We have tried a lot of different low-carb pizza base recipes, most of them just didn’t cut it for us. Usually, they were not bread like and you couldn’t really pick up the pizza to eat it. This one is the best we have come up with so far. Plus, you can actually swap out the courgette or marrow for Beauregard kumara etc (no need to squeeze moisture out) So pretty flexible for whatever you have in the garden.
Low-carb Pizza Base recipe
- 1 large courgette or piece of marrow, grated and liquid squeezed out (put in a cloth and twist until most of the moisture is gone)
- ½ cup psyllium husk
- 1 cup almond flour (or other seed or nut flour)
- 1 – 1 ½ cups grated cheese
- 1 cup water
- 2 eggs
- 1 tsp baking powder
- Salt and pepper to taste
Preheat oven to 180° C
Mix courgette, cheese and dry ingredients together.

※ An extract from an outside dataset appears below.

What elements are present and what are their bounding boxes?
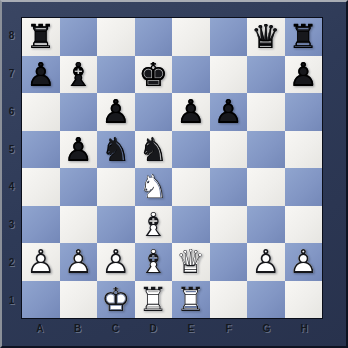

Beat eggs and water together, then add to dry ingredients.
Line two baking trays with baking paper.
Put half mixture on each tray and press out to about 5ml or less thick.
You should end up with two large pizza bases.
Bake for about 30 minutes or until golden brown and fully cooked.
Top with your favourite toppings and pop back in the oven for about another 20 minutes.